Au terme de trois heures d'échanges, Mitterrand conclut "Voilà ce que je veux vous dire". Gisèle Halimi garde alors pour elle le mot de la fin et lui répond : "si demain c'est vous, si vous êtes élu, comptez bien que Choisir vous rappellera que vous avez promis un peu, sur certains chemins, d'unir dans le progrès, le changement, les deux moitiés du ciel".

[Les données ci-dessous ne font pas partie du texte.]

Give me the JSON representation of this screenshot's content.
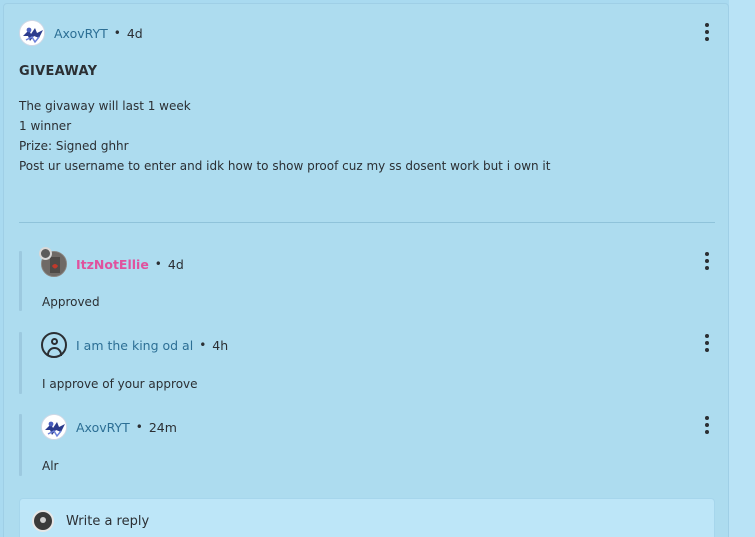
{
  "post": {
    "author": "AxovRYT",
    "separator": "•",
    "time": "4d",
    "title": "GIVEAWAY",
    "lines": [
      "The givaway will last 1 week",
      "1 winner",
      "Prize: Signed ghhr",
      "Post ur username to enter and idk how to show proof cuz my ss dosent work but i own it"
    ]
  },
  "comments": [
    {
      "author": "ItzNotEllie",
      "time": "4d",
      "text": "Approved",
      "role": "moderator"
    },
    {
      "author": "I am the king od al",
      "time": "4h",
      "text": "I approve of your approve"
    },
    {
      "author": "AxovRYT",
      "time": "24m",
      "text": "Alr"
    }
  ],
  "reply": {
    "placeholder": "Write a reply"
  },
  "icons": {
    "menu": "more-vertical-icon",
    "default_avatar": "user-circle-icon",
    "mod_badge": "gear-icon"
  },
  "colors": {
    "page_bg": "#a9daf0",
    "link": "#2c6f95",
    "moderator": "#e0529e"
  }
}
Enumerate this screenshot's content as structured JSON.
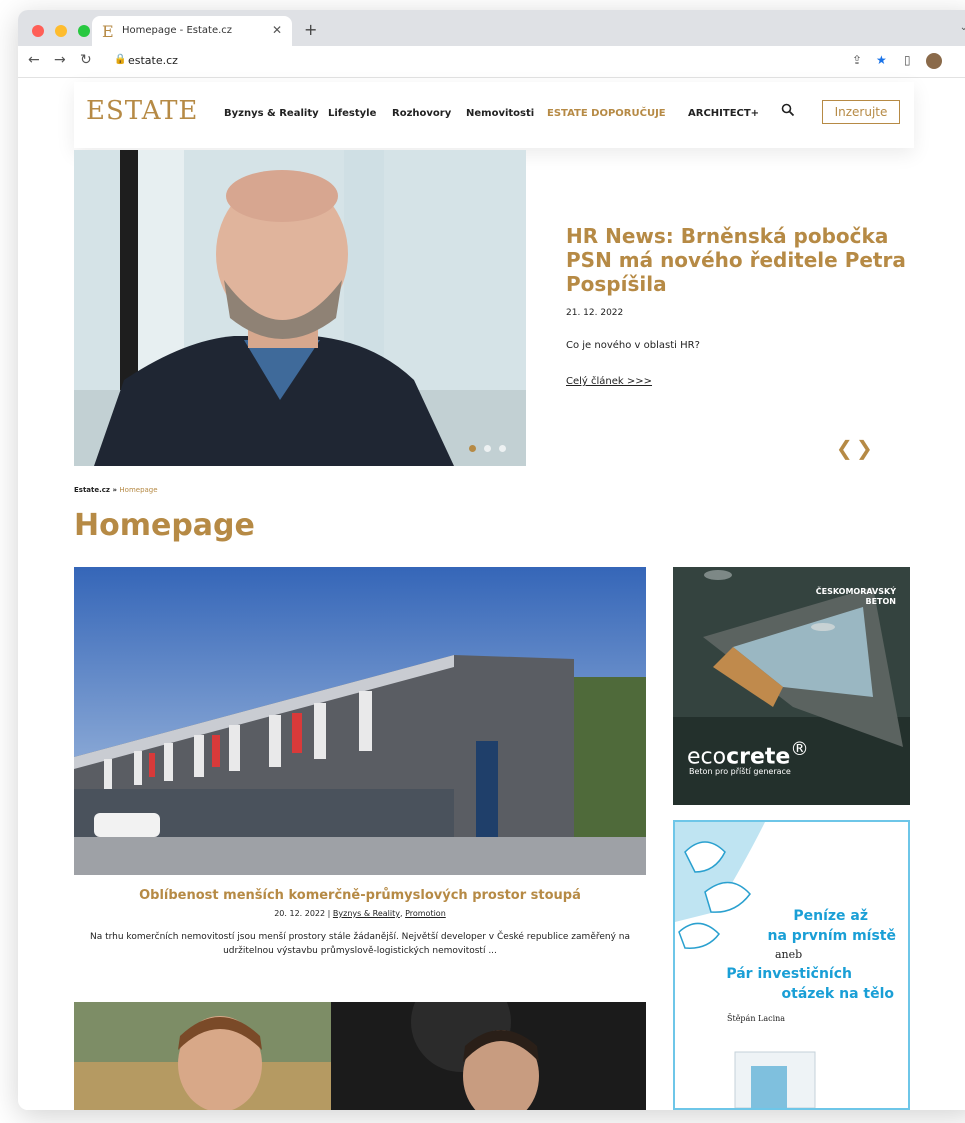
{
  "browser": {
    "tab_title": "Homepage - Estate.cz",
    "favicon_letter": "E",
    "url": "estate.cz"
  },
  "site": {
    "logo": "ESTATE",
    "menu": [
      {
        "label": "Byznys & Reality"
      },
      {
        "label": "Lifestyle"
      },
      {
        "label": "Rozhovory"
      },
      {
        "label": "Nemovitosti"
      },
      {
        "label": "ESTATE DOPORUČUJE"
      },
      {
        "label": "ARCHITECT+"
      }
    ],
    "cta_label": "Inzerujte",
    "accent_color": "#b68a45"
  },
  "hero": {
    "title": "HR News: Brněnská pobočka PSN má nového ředitele Petra Pospíšila",
    "date": "21. 12. 2022",
    "excerpt": "Co je nového v oblasti HR?",
    "link": "Celý článek >>>",
    "prev_arrow": "❮",
    "next_arrow": "❯",
    "slides": 3,
    "active_slide": 1
  },
  "breadcrumb": {
    "root": "Estate.cz",
    "separator": "»",
    "current": "Homepage"
  },
  "page_title": "Homepage",
  "feature": {
    "title": "Oblíbenost menších komerčně-průmyslových prostor stoupá",
    "date": "20. 12. 2022",
    "separator": "|",
    "category1": "Byznys & Reality",
    "category2": "Promotion",
    "excerpt": "Na trhu komerčních nemovitostí jsou menší prostory stále žádanější. Největší developer v České republice zaměřený na udržitelnou výstavbu průmyslově-logistických nemovitostí ..."
  },
  "ads": {
    "ad1": {
      "brand": "ČESKOMORAVSKÝ BETON",
      "logo_light": "eco",
      "logo_bold": "crete",
      "logo_mark": "®",
      "tagline": "Beton pro příští generace"
    },
    "ad2": {
      "line1": "Peníze až",
      "line2": "na prvním místě",
      "aneb": "aneb",
      "line3": "Pár investičních",
      "line4": "otázek na tělo",
      "author": "Štěpán Lacina"
    }
  }
}
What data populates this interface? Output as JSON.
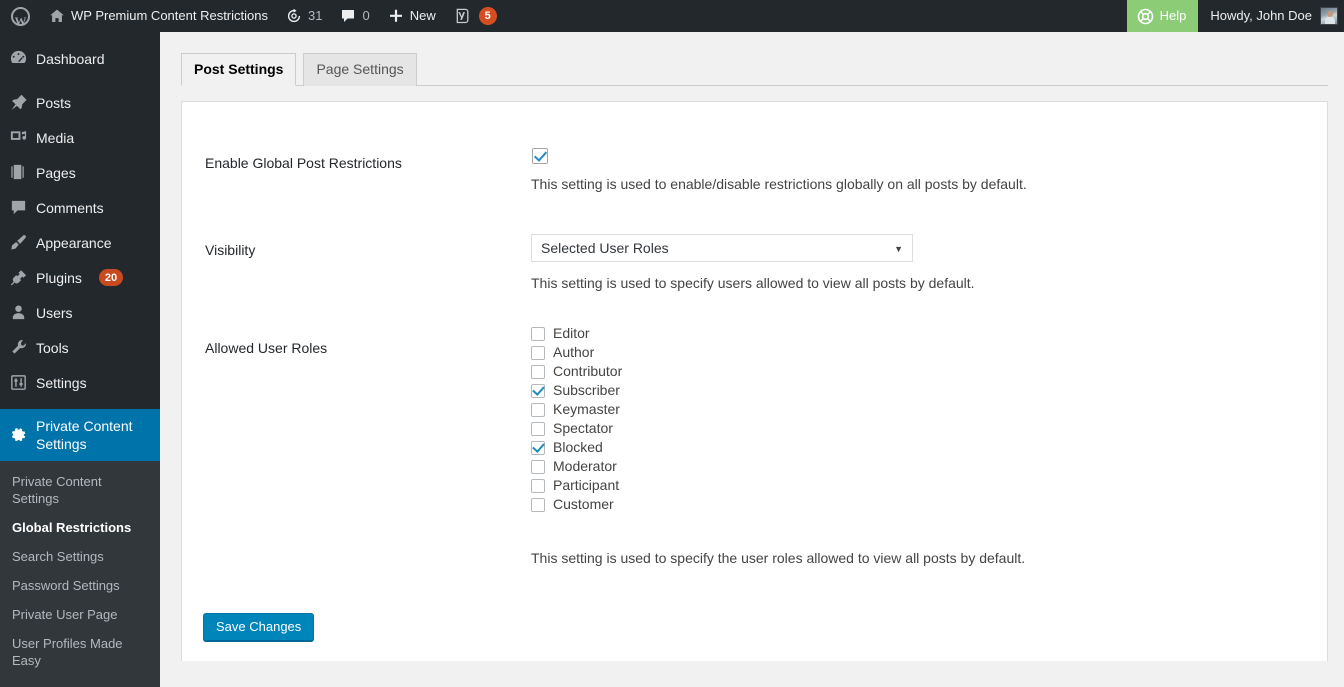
{
  "adminbar": {
    "logo_icon": "wordpress-logo-icon",
    "site_home_icon": "home-icon",
    "site_name": "WP Premium Content Restrictions",
    "updates_icon": "updates-icon",
    "updates_count": "31",
    "comments_icon": "comment-bubble-icon",
    "comments_count": "0",
    "new_icon": "plus-icon",
    "new_label": "New",
    "seo_icon": "yoast-seo-icon",
    "seo_count": "5",
    "help_icon": "help-buoy-icon",
    "help_label": "Help",
    "howdy_label": "Howdy, John Doe",
    "avatar_icon": "user-avatar",
    "help_bg_color": "#8ccc77",
    "bar_bg_color": "#23282d"
  },
  "sidebar": {
    "bg_color": "#23282d",
    "active_color": "#0073aa",
    "submenu_bg_color": "#32373c",
    "items": [
      {
        "label": "Dashboard",
        "icon": "dashboard-icon",
        "badge": ""
      },
      {
        "label": "Posts",
        "icon": "pin-icon",
        "badge": ""
      },
      {
        "label": "Media",
        "icon": "media-icon",
        "badge": ""
      },
      {
        "label": "Pages",
        "icon": "pages-icon",
        "badge": ""
      },
      {
        "label": "Comments",
        "icon": "comment-icon",
        "badge": ""
      },
      {
        "label": "Appearance",
        "icon": "appearance-brush-icon",
        "badge": ""
      },
      {
        "label": "Plugins",
        "icon": "plugin-plug-icon",
        "badge": "20"
      },
      {
        "label": "Users",
        "icon": "user-icon",
        "badge": ""
      },
      {
        "label": "Tools",
        "icon": "tools-wrench-icon",
        "badge": ""
      },
      {
        "label": "Settings",
        "icon": "settings-sliders-icon",
        "badge": ""
      },
      {
        "label": "Private Content Settings",
        "icon": "gear-icon",
        "badge": ""
      }
    ],
    "submenu": [
      {
        "label": "Private Content Settings",
        "current": false
      },
      {
        "label": "Global Restrictions",
        "current": true
      },
      {
        "label": "Search Settings",
        "current": false
      },
      {
        "label": "Password Settings",
        "current": false
      },
      {
        "label": "Private User Page",
        "current": false
      },
      {
        "label": "User Profiles Made Easy",
        "current": false
      }
    ]
  },
  "tabs": [
    {
      "label": "Post Settings",
      "active": true
    },
    {
      "label": "Page Settings",
      "active": false
    }
  ],
  "form": {
    "enable_global": {
      "label": "Enable Global Post Restrictions",
      "checked": true,
      "description": "This setting is used to enable/disable restrictions globally on all posts by default."
    },
    "visibility": {
      "label": "Visibility",
      "value": "Selected User Roles",
      "caret_icon": "chevron-down-icon",
      "description": "This setting is used to specify users allowed to view all posts by default."
    },
    "allowed_roles": {
      "label": "Allowed User Roles",
      "description": "This setting is used to specify the user roles allowed to view all posts by default.",
      "roles": [
        {
          "label": "Editor",
          "checked": false
        },
        {
          "label": "Author",
          "checked": false
        },
        {
          "label": "Contributor",
          "checked": false
        },
        {
          "label": "Subscriber",
          "checked": true
        },
        {
          "label": "Keymaster",
          "checked": false
        },
        {
          "label": "Spectator",
          "checked": false
        },
        {
          "label": "Blocked",
          "checked": true
        },
        {
          "label": "Moderator",
          "checked": false
        },
        {
          "label": "Participant",
          "checked": false
        },
        {
          "label": "Customer",
          "checked": false
        }
      ]
    },
    "save_label": "Save Changes",
    "save_color": "#0085ba"
  }
}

Le 2 juin 1981, un compte rendu des débats, intitulé "Quel président pour la France ? Réponses de François Mitterrand", est publié dans la collection Idées de Gallimard, afin de marquer noir sur blanc les promesses du nouvel élu.
Félix Paties

Transcription

Présentateur
Je vous propose de rester dans la soirée d’hier soir, car François Mitterrand était, lui, l’invité du mouvement Choisir. Il répondait ainsi à l’invitation de Gisèle Halimi, et durant un peu plus d’une heure et demie, le candidat socialiste a répondu à des questions qui concernent toutes les femmes.
Journaliste
Une salle archicomble, un public attentif, sept consoeurs pour interroger pendant près de deux heures le candidat François Mitterrand sur son programme, bien sûr, mais aussi sur un grand nombre de problèmes sociaux et de vie quotidienne des femmes : la femme au travail, dans la vie politique, la violence, les moeurs, l’avortement, l’homosexualité. Le travail à temps partiel, ce qu’il faut organiser en fait, c’est la lutte contre le chômage. Le salaire de la femme au foyer, ce n’est pas une bonne approche de la place de la femme dans la vie du travail.
François Mitterrand
Et le salaire de la femme au foyer est généralement mal abordé. On peut très bien admettre, que dis-je, on doit recommander qu’une femme qui attend un enfant, qui a un enfant, qui doit s’occuper de son éducation, ou un homme, et on peut très bien admettre qu’il lui faille du temps pour cela, et donc qu’il y ait une rémunération pour cela. Mais la notion du salaire de la femme au foyer est une notion qui me paraît dangereuse, dans la mesure où elle isole la femme de la société dans laquelle elle vit, dans laquelle, au fond c’est un moyen - car je n’imagine pas que cette rémunération serait considérable - c’est un moyen de se débarrasser à bon marché de l’arrivée des femmes sur le marché du travail.
(Bruit)
Journaliste
Le congé parental alterné entre le père et la mère, oui, mais sans obligation. Plus de femmes au Gouvernement et dans les Assemblées, le Parti socialiste est déjà en avance sur les autres, mais les moeurs françaises sont longues à évoluer. Avec quelle mode de scrutin ? La proportionnelle, mais je n’aurai pas le temps, dit François Mitterrand, de faire changer le mode de scrutin par l’Assemblée actuelle avant de la dissoudre. À la fois détendu et grave, Monsieur Mitterrand a fréquemment déridé son auditoire avec un humour qui visait souvent son adversaire du deuxième tour. Donnez-moi des idées, demande le candidat socialiste à un certain moment. Autrement dit, je suis venu à votre rencontre pour expliquer ma politique, mais aussi pour vous écouter et en tirer un enseignement pour les mois et les années prochaines.